Wednesday, April 17, 2019

bpmNEXT 2019 impressions, day 2 (part 2)

This is part of a 5-part blog series on bpmNEXT 2019:
Day 1
Day 1 (part 2)
Day 2
Day 2 (part 2)
Day 3


BPM, Serverless and Microservices: Innovative Scaling on the Cloud    Thomas Bouffard, Philippe Laumay - Bonitasoft

Bonitasoft is explaining how they are containerizing their BPM platform as micro-services and using new technology like serverless.

A payroll process with some human interaction.  They also simulate a load of 100 users by using some script that runs simultaneously.  When they do this, the UI itself becomes unresponsive.  After containerizing their application, they use kubernetes to be able to scale up the engine to 3 pods, increasing the capacity what the engine can handle.
In a second step, they externalize some of the work that the process is doing as an asynchronous lambda function.  This moves some of the CPU usage outside of the BPM platform, making it easier for the engine itself to scale.
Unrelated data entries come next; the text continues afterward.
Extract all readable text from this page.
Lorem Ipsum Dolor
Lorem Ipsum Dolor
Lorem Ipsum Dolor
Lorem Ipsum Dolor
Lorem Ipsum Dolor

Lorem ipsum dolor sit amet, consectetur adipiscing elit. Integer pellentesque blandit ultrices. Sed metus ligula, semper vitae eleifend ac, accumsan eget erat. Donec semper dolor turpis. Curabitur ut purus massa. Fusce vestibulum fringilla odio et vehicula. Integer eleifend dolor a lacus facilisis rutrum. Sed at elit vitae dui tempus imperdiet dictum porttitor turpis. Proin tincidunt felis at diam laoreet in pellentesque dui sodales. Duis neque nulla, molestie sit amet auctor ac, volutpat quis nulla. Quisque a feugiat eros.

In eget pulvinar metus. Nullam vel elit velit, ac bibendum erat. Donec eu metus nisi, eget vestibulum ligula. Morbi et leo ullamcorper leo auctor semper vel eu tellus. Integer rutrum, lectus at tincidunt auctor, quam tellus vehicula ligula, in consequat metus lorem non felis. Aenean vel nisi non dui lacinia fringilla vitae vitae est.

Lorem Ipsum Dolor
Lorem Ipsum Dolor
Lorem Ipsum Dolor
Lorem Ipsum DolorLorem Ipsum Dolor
Performance Management for Robots
Mark McGregor and Alessandro Manzi - Signavio

Signavio is sharing their strategy on combining robots with human actors and how to manage your robotic workforce.  They recommend treating robots similar to human resources, by making sure they have clear job descriptions, are evaluated and if necessary fired.

Signavio has traditionally offered tools to analyze your existing processes related to performance, which they can for example use to identify tasks that would be appropriate for applying RPA.  Once identified, simulation allows you to figure out what the consequences would be of applying robots to perform some of the work.  For example, the solution using robots might have a higher cost (for example due to licenses) but decrease cycle time, allowing you to make a conscious decision.  Detailed analysis of the performance of the robots once applied could lead to the robot to be fired if it's performing badly.




The Case of the Intentional Process
Paul Holmes-Higgin, Micha Kiener, Flowable

Flowable is using "micro-processes" to manage chatbots and describe their behavior.  Around these micro-processes (using BPMN), they use case mgmt (CMMN) to link different chatbots together to make sure they are being used in the right context.

In the demo they have different types of chatbots, to assist banking customers with various kinds of functions.  In their cases they model "intents" that the chatbot will be trying to detect, and how to respond in case the intent should be executed (using signal events that will trigger a specific process fragment), all context-aware.
Using a chatbot conversational UI, you can run through a process, where the chatbot is asking for all the appropriate information step by step by following the process and collecting the results.  If necessary it can recommend to switch to a different chatbot or a real human user.  The chatbot interface also supports various commands (e.g. /create task ...), and show other relevant information (e.g. open tasks) in the UI.  
When trying to continue the conversation through WhatsApp (which has the limitation you can only show text, no buttons), the chatbot is smart enough to be aware of those limitations and fall back to text-based replies (e.g. type "yes" or "no") instead of buttons or forms.




Industry Round Table: Advancing the Value Proposition of 'Intelligent Automation'

Nathaniel is launching a panel discussion about the name, moving away from BPM to "Intelligent Automation"?
  • Even though some products offer a unified platform to apply BPM, DM, RPA, AI and integration, customers are often still doing it in a siloed way, customers need to think more holistically
  • Intelligent might refer more to A.I., automation might refer more to RPA -> taking advantage of some of the hype around these technologies to sell the porfolio.
  • We might be selling BPM technology, but we might be marketing more a vision that is broader than that.
  • BPM is not just technology, it's a methodology
  • Intelligent Process Automation?
  • workflow or orchestration is becoming more popular again (for the technology) but is less marketable
  • What are we doing?
    • Technology to help by automating some of the work
    • "Free the humans"
That concludes the second day, half a day left tomorrow, where I will be presenting myself.